If I recall correctly, former Massachusetts House Speaker Charles Flaherty’s resignation from office was part of the agreement he worked out with federal prosecutors. Spitzer knows that once he’s stepped down, he’s lost all his leverage. Better to negotiate from a position of — well, you couldn’t exactly call it strength at this point. But at least he’s still got something to barter away.

Why Spitzer has to go

Alan Dershowitz explains in today’s New York Times:

“Men go to prostitutes — big deal, that’s not a story in most parts of the world,” Mr. Dershowitz said.

But he also said he had been surprised when Mr. Spitzer prosecuted a prostitution ring in 2004.

“I always thought he was somebody who would come down on crimes with real victims,” Mr. Dershowitz said. “Prostitutes aren’t victims — they’re getting paid a thousand dollars an hour, and the johns aren’t victims. What upset me the most was that they wiretapped thousands of e-mails and phone calls. In an age when terrorism needs to be stopped, they’re devoting these kinds of resources to a prostitution ring?”

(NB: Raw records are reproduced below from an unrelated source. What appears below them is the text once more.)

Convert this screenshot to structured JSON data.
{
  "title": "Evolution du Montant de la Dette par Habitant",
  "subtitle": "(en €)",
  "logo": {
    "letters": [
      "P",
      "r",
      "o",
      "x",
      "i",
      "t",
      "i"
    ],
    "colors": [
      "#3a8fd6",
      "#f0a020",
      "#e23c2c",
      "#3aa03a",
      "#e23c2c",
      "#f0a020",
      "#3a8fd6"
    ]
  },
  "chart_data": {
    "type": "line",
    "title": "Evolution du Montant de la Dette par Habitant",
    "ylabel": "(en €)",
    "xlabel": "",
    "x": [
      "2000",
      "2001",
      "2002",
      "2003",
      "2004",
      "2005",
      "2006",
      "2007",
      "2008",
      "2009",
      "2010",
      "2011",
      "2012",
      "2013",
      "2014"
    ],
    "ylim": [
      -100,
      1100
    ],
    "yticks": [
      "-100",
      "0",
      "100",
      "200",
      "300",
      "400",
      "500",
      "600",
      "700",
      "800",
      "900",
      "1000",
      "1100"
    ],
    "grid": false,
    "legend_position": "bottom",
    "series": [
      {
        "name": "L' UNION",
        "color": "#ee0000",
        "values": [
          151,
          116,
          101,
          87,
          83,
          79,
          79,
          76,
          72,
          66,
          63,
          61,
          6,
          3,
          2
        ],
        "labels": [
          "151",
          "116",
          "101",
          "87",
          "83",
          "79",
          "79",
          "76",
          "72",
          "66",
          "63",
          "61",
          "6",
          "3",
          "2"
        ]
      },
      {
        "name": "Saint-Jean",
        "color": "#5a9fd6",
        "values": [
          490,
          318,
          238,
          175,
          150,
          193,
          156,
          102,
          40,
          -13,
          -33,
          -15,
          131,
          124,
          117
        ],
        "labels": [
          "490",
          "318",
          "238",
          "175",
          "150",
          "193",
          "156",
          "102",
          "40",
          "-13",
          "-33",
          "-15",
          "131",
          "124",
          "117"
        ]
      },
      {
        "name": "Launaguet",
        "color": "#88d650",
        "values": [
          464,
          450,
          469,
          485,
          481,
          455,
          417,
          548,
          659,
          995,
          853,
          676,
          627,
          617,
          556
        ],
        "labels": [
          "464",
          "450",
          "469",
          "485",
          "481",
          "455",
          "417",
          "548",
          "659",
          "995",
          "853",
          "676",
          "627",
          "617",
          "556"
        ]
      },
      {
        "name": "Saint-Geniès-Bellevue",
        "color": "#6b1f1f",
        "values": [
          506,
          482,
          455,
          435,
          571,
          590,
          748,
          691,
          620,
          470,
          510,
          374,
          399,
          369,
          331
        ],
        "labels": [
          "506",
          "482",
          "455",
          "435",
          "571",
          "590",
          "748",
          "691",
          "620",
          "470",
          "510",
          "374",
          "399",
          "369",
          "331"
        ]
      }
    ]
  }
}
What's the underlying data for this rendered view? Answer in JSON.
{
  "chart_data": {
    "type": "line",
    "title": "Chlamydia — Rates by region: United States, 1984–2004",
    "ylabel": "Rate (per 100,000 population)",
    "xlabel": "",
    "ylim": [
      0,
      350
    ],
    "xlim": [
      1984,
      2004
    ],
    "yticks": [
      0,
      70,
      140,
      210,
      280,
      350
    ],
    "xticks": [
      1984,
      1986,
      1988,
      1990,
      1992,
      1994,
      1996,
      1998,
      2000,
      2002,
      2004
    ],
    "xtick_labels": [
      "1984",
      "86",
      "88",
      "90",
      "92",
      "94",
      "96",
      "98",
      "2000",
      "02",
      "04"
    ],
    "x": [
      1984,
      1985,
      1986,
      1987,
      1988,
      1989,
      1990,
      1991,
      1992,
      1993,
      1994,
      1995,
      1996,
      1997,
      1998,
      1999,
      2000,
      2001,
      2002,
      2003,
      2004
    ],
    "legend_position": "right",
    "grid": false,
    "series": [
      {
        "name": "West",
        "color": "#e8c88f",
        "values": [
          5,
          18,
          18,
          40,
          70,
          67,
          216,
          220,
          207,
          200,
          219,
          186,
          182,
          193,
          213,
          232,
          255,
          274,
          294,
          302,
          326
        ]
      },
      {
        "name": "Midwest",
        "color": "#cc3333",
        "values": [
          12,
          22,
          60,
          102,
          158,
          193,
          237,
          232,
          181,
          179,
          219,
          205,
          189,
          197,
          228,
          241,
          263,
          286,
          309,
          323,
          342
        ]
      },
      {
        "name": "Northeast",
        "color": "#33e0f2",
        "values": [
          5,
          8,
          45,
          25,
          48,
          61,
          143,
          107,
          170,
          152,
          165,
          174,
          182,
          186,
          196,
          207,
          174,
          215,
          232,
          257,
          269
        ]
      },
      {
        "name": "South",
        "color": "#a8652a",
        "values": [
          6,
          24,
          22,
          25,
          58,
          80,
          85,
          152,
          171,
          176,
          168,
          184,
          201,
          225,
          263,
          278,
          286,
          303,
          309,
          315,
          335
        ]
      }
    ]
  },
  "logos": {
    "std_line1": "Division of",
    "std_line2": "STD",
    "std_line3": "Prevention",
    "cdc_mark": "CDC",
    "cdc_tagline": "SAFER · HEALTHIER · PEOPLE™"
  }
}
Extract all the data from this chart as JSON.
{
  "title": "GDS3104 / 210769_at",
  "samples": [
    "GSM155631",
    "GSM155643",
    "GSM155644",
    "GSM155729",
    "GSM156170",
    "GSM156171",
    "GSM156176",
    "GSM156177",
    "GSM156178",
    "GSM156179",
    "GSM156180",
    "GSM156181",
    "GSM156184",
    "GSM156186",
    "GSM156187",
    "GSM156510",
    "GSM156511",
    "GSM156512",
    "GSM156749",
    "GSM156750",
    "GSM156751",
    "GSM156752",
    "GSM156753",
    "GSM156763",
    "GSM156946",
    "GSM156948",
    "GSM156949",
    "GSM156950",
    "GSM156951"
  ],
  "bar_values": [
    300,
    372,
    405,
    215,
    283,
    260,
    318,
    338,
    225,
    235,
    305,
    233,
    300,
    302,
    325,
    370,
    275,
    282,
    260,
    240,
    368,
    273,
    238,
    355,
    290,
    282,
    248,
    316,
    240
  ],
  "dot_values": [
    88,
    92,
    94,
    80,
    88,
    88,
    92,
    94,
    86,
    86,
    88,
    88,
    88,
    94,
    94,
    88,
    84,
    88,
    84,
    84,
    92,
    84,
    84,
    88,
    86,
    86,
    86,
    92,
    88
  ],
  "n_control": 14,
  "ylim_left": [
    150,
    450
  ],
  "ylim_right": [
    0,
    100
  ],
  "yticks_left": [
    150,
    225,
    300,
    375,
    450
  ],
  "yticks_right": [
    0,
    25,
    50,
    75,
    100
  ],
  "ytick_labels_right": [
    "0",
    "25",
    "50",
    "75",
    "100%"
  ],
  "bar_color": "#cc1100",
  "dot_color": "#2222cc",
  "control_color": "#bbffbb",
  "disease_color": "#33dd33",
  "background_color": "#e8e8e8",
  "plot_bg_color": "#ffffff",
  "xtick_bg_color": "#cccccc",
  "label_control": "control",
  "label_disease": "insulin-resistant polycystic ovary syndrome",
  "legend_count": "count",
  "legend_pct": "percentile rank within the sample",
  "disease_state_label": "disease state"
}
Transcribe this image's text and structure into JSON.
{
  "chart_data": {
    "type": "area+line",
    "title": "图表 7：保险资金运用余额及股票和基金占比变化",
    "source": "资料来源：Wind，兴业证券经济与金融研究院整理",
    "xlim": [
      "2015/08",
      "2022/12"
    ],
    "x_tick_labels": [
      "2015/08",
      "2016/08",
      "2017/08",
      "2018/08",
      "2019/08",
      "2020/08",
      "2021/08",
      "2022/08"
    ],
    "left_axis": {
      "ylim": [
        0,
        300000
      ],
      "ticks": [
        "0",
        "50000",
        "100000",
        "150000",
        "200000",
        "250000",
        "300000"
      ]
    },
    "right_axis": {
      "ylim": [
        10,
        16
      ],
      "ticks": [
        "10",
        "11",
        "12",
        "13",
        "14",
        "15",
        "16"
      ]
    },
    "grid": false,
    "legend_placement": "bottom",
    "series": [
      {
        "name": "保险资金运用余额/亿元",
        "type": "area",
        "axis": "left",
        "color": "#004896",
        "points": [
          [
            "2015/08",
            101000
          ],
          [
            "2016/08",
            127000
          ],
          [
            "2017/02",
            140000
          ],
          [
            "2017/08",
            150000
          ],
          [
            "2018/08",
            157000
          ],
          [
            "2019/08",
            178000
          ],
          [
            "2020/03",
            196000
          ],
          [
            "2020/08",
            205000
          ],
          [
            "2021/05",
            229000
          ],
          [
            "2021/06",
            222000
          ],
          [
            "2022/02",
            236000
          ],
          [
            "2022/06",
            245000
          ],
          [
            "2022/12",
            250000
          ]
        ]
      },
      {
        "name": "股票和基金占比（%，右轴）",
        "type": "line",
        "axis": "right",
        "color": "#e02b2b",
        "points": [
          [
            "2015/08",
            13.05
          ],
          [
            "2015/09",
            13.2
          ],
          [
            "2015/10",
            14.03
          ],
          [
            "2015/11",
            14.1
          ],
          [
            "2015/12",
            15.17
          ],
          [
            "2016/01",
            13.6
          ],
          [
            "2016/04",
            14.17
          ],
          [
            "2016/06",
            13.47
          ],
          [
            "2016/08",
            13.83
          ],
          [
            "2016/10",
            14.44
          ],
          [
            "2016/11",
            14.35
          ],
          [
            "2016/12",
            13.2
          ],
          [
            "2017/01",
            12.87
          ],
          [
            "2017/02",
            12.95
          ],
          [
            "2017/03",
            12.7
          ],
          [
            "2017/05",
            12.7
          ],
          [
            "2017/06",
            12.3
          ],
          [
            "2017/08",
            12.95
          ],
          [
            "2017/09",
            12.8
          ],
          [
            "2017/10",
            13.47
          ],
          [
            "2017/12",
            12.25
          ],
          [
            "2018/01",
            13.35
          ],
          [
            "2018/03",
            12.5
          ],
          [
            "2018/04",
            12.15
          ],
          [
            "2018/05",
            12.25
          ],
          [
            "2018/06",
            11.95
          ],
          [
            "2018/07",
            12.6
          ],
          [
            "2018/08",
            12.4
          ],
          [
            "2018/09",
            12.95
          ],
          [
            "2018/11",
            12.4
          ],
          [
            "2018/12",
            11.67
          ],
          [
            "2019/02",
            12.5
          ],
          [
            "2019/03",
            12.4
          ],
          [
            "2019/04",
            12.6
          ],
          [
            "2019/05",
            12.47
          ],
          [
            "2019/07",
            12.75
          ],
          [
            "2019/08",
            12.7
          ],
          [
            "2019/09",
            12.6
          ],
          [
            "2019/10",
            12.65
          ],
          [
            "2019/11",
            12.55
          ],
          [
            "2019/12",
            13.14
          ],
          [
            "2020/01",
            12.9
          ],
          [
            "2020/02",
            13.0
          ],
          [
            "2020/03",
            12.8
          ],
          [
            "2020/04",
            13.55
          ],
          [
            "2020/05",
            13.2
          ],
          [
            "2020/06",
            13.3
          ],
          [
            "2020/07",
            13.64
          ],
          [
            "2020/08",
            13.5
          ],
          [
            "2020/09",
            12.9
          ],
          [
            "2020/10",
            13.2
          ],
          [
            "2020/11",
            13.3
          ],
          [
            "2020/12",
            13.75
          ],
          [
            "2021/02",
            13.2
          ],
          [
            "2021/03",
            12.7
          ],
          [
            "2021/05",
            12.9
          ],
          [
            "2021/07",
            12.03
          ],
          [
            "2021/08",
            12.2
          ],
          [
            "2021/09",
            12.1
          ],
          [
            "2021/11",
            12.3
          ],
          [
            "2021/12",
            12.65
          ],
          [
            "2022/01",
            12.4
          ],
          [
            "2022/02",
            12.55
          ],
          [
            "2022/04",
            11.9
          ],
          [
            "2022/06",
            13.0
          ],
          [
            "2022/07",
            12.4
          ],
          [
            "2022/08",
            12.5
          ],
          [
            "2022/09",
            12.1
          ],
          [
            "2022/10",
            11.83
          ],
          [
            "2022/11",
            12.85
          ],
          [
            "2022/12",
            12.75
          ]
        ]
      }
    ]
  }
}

Here is the Times account of that 2004 bust — 18 people arrested thanks to Spitzer’s efforts, apparently for doing nothing worse than what Spitzer appears to have done. I couldn’t find any follow-up stories. Does anyone know if any of them went to prison?

Priceless

This is why New York Post editors make the big bucks.

Update: Give that reader a prize. I missed this last night, but it came from Richard, who suggested “HO NO! SAY IT AIN’T SO!” (Thanks to Jeff Inglis.)

Citizen journalism (?) and Spitzer

The ever-classy New York Post is letting its readers write headlines for the Eliot Spitzer story. A sampling:

  • HYPO-QUIT!!!!
  • The “Emperor” Has No Clothes!
  • ELIOT MESS!
  • Love Potion for Client #9

Those last two aren’t bad. But I’ll bet the Post itself comes up with something better for tomorrow’s edition.